ESSOMBA AMBASSA affirme qu'il faudrait que les entreprises les
plus performantes soient disposées à recruter les dirigeants les
plus performants. Mais selon lui, la nomination des dirigeants dans les
entreprises publiques ne semble pas obéir à ces règles,
sinon comment expliquer la présence du même dirigeant à la
tête d'une entreprise publique durant des décennies alors qu'elle
alterne des phases de performances et des phases de déficit, comment
expliquer la nomination à la tête d'une entreprise publique plus
prestigieuse de certains dirigeants n'ayant pas été performants
où ils ont exercé précédemment. Le recrutement du
dirigeant d'une entreprise publique ne dépend donc pas essentiellement
de ses compétences managériales, le politique y joue un
rôle privilégié, ce qui tend à réduire
l'effectivité du marché des dirigeants comme mécanisme de
discipline des dirigeants.
Les entreprises publiques ne peuvent être des
entreprises de plein exercice qu'à condition de disposer d'un conseil
d'administration qui fonctionne dans des conditions aussi proches que possible
du droit des sociétés... La notion d'établissement public
à caractère industriel et commercial (EPIC) n'a en effet pas
grand sens pour une entreprise commerciale. Leur transformation en
société anonyme permettrait en revanche
d'associer de manière souple d'autres investisseurs publics ou
privés à leur développement et d'aligner la
responsabilité personnelle des administrateurs sur le droit commun des
sociétés. (BARBIER de LA SERRE et al. , 2003, p.13)
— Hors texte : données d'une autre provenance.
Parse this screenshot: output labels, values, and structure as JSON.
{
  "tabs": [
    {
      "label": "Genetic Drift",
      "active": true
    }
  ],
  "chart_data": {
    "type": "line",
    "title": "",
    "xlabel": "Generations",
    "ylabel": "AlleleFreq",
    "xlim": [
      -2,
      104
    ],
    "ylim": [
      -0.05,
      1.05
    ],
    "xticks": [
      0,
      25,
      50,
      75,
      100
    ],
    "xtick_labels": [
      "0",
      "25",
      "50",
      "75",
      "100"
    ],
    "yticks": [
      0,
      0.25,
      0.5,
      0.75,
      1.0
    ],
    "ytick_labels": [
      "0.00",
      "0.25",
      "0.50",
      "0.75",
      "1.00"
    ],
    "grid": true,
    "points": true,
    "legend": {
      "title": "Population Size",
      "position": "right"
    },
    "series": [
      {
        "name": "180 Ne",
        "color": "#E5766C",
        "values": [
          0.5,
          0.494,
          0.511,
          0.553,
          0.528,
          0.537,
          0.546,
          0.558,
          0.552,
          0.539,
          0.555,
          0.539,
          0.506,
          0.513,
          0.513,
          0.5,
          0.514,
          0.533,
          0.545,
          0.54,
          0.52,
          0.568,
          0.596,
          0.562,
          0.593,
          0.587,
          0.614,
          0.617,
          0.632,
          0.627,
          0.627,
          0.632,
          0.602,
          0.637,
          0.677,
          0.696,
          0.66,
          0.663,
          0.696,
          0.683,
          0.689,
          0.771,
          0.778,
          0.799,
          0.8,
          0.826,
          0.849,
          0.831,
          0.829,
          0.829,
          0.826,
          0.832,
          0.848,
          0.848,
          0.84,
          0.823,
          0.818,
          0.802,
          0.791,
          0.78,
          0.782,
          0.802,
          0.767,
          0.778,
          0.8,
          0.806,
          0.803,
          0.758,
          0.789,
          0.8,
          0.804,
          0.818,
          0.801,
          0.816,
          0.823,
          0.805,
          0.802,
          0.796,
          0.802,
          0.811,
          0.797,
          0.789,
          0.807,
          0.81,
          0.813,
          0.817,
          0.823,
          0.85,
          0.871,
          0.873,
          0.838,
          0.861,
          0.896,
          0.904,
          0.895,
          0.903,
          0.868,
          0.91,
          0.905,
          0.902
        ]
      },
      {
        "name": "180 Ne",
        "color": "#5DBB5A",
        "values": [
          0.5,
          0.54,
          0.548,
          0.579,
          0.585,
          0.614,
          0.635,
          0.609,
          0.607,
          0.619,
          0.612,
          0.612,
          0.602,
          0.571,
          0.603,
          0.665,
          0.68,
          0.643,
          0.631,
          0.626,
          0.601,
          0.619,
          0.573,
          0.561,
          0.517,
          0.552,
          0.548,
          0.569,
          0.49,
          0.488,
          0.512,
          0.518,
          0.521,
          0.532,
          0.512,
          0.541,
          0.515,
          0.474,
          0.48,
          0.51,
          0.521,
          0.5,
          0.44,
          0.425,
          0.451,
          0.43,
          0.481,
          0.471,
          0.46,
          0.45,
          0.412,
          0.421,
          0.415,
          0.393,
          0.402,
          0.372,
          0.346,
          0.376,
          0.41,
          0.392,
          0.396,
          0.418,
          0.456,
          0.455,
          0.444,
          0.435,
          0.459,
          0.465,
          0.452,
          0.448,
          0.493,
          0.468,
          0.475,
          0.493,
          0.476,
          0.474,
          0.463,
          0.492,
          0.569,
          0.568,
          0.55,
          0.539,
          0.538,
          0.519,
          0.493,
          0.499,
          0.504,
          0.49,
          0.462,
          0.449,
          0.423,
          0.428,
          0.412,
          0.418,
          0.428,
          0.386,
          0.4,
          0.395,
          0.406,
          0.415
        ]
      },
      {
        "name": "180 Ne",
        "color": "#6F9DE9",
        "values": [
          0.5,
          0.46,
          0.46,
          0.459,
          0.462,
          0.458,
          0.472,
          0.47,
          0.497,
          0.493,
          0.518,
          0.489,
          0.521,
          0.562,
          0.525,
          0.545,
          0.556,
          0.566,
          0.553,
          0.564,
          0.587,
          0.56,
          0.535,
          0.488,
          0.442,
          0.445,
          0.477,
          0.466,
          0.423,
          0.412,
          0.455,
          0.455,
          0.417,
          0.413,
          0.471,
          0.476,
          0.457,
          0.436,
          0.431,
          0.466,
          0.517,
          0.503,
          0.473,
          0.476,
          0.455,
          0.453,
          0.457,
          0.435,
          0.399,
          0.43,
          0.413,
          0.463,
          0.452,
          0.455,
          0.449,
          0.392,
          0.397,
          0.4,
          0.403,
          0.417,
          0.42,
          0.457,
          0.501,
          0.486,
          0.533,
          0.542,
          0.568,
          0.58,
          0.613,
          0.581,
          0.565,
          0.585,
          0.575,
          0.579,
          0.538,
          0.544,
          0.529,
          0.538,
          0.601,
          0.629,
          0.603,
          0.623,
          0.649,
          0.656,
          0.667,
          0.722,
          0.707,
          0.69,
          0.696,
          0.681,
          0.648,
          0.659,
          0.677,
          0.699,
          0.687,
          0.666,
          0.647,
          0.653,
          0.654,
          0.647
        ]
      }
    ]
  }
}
BARBIER de LA SERRE et al. (2003) poursuit : il doit
être clair que la responsabilité de la gestion de l'entreprise
relève exclusivement de ses dirigeants sous le contrôle de son
conseil d'administration.
Il faut, pour finir, noter les lignes directrices de l'OCDE
visant à instaurer des règles équitables pour les
entreprises publiques et privées se trouvant en concurrence :
- une séparation claire du rôle d'actionnaire de
l'Etat et de ses fonctions de réglementation ;
- une plus grande flexibilité dans les structures de
capital, en même temps qu'un accès à des conditions
équitables au financement ;
- une simplification de la chaîne de
responsabilité au moyen d'une coordination plus efficace de la fonction
actionnariale au sein de l'administration publique ;
- la réduction des ingérences politiques dans la
gestion au jour le jour des entreprises ;
- l'introduction d'un processus transparent de nomination des
administrateurs, sur la base de leurs compétences et de leur
qualification ;
- une définition précise du mandat des conseils
d'administration et le respect de leur indépendance ;
- une séparation des fonctions de président et
de directeur général et l'attribution aux conseils
d'administration du pouvoir de nommer les directeurs généraux
;
- un suivi systématique des performances du conseil
d'administration ;
- une amélioration de la transparence par le renforcement
des dispositifs de contrôle interne ;
- la réalisation d'audits externes indépendants
s'appuyant sur les normes internationales ;
- la divulgation des aides financières de l'Etat ;
- la production de rapports agrégés sur les
performances des entreprises publiques.